Reserve Bank of New Zealand Governor Graeme Wheeler said Thursday that the central bank expects to keep the benchmark Official Cash Rate unchanged at 2.5 percent through the end of the year, while indicating that a stronger-than-expected currency may prompt the bank to cut the rate.
At its meeting on Thursday, the Reserve Bank decided to keep the OCR unchanged for a sixteenth consecutive month. The last policy change was in March 2011, when the rate was lowered by 50 basis points to the current level.
In a statement released after the policy meeting, Wheeler said the economy is expected to grow at an annual rate of between 2-3 percent over the forecast period. Inflation is expected to rise gradually towards the 2 percent midpoint of the target range.
While there are both upside and downside risks to this outlook, the central bank expects "to keep the OCR unchanged through the end of the year," he said.
Wheeler noted that the the economic recovery is uneven. While demand and output are expanding, the labour market remains weak.
He noted the "overvalued New Zealand dollar is undermining profitability in export and import competing industries, and worsening drought conditions are creating difficulty in much of the country." Also, he expects ongoing fiscal consolidation to slow overall demand.
In the monetary policy statement, the central bank said "if the exchange rate rose for reasons not justified by New Zealand's economic fundamentals, all other things equal, this would lead to a lower-than-expected OCR."
"All other things equal, a higher exchange rate relative to the baseline, in the absence of a corresponding relative strengthening of New Zealand's economic outlook, would warrant lower interest rates," the statement read.

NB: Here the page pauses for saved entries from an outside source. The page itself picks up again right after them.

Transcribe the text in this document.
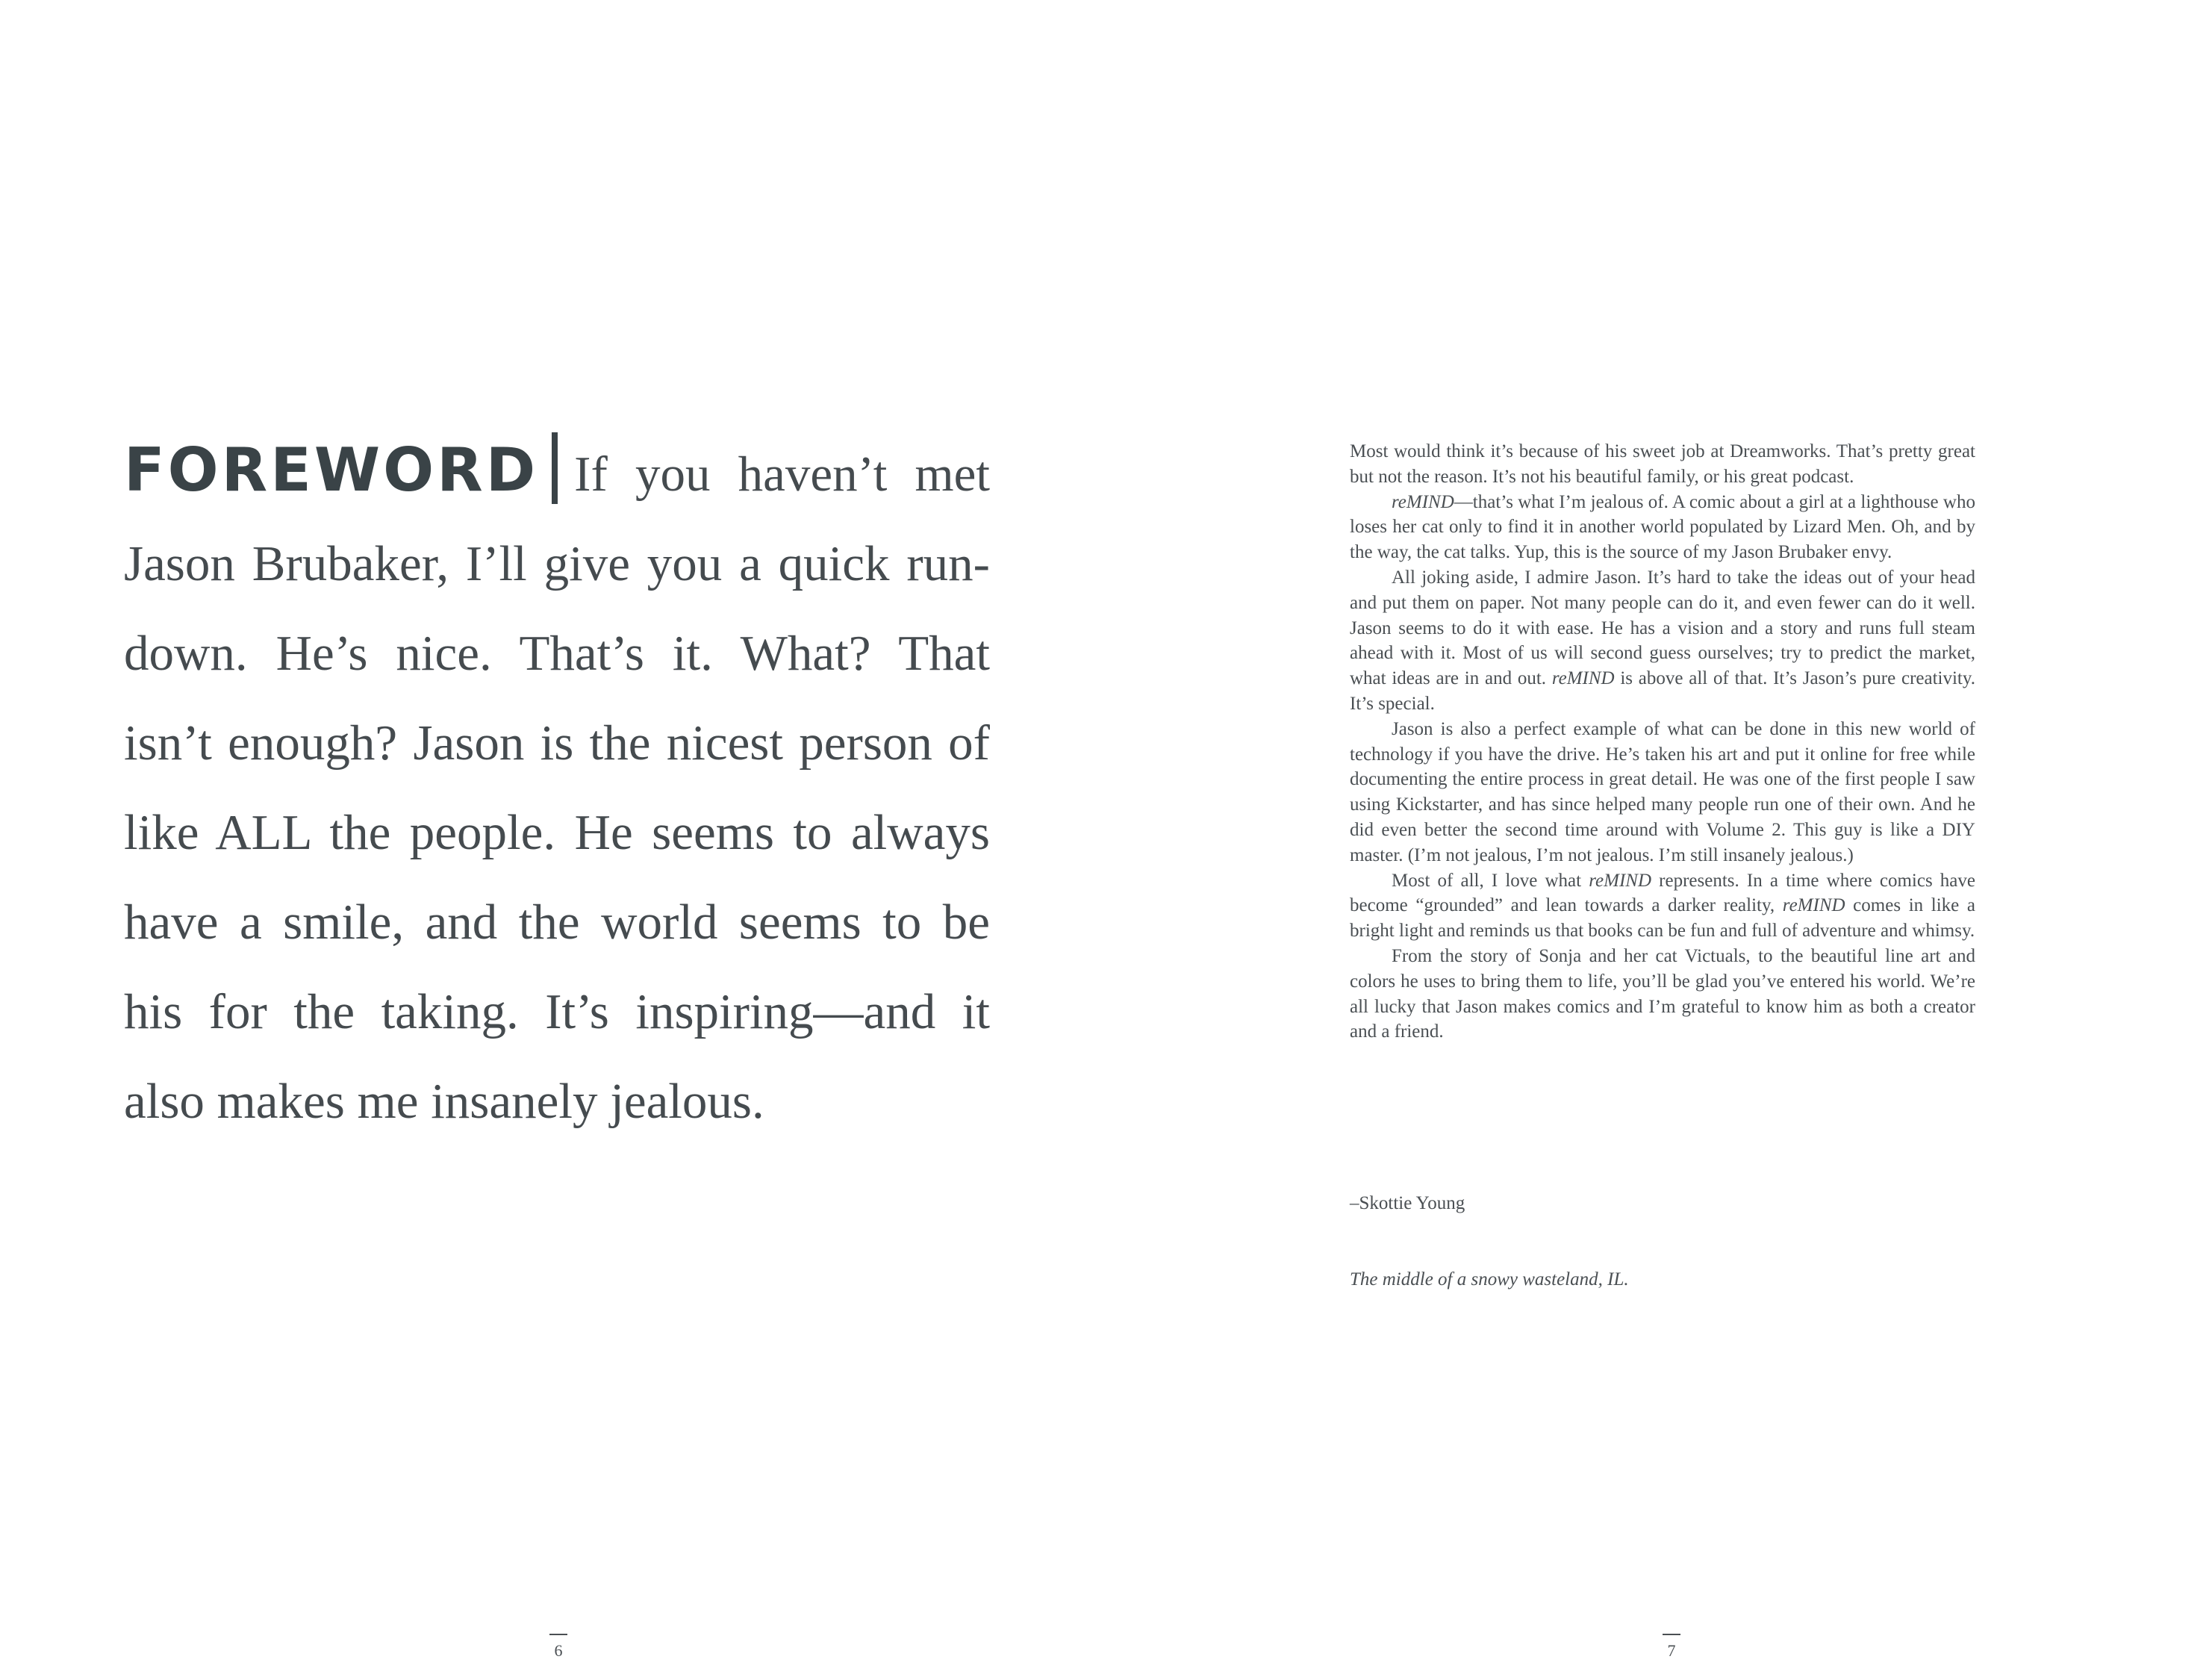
FOREWORD If you haven’t met Jason Brubaker, I’ll give you a quick run-down. He’s nice. That’s it. What? That isn’t enough? Jason is the nicest person of like ALL the people. He seems to always have a smile, and the world seems to be his for the taking. It’s inspiring—and it also makes me insanely jealous.

6

Most would think it’s because of his sweet job at Dreamworks. That’s pretty great but not the reason. It’s not his beautiful family, or his great podcast.

reMIND—that’s what I’m jealous of. A comic about a girl at a lighthouse who loses her cat only to find it in another world populated by Lizard Men. Oh, and by the way, the cat talks. Yup, this is the source of my Jason Brubaker envy.

All joking aside, I admire Jason. It’s hard to take the ideas out of your head and put them on paper. Not many people can do it, and even fewer can do it well. Jason seems to do it with ease. He has a vision and a story and runs full steam ahead with it. Most of us will second guess ourselves; try to predict the market, what ideas are in and out. reMIND is above all of that. It’s Jason’s pure creativity. It’s special.

Jason is also a perfect example of what can be done in this new world of technology if you have the drive. He’s taken his art and put it online for free while documenting the entire process in great detail. He was one of the first people I saw using Kickstarter, and has since helped many people run one of their own. And he did even better the second time around with Volume 2. This guy is like a DIY master. (I’m not jealous, I’m not jealous. I’m still insanely jealous.)

Most of all, I love what reMIND represents. In a time where comics have become “grounded” and lean towards a darker reality, reMIND comes in like a bright light and reminds us that books can be fun and full of adventure and whimsy.

From the story of Sonja and her cat Victuals, to the beautiful line art and colors he uses to bring them to life, you’ll be glad you’ve entered his world. We’re all lucky that Jason makes comics and I’m grateful to know him as both a creator and a friend.

–Skottie Young

The middle of a snowy wasteland, IL.

7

At the same time, the central bank appeared worried about a possible uptick in inflationary pressures stemming from strong housing demand. Wheeler noted that house price inflation is increasing and the Bank does not want to see financial stability or inflation risks accentuated by housing demand getting too far ahead of supply.
The bank observed that if a strong New Zealand dollar forces the bank to cut rates further, there is a risk that lower interest rates would result in greater momentum in the housing market than assumed. In addition, any related increase in household spending and imports would likely result in a greater deterioration in external balances, it warned.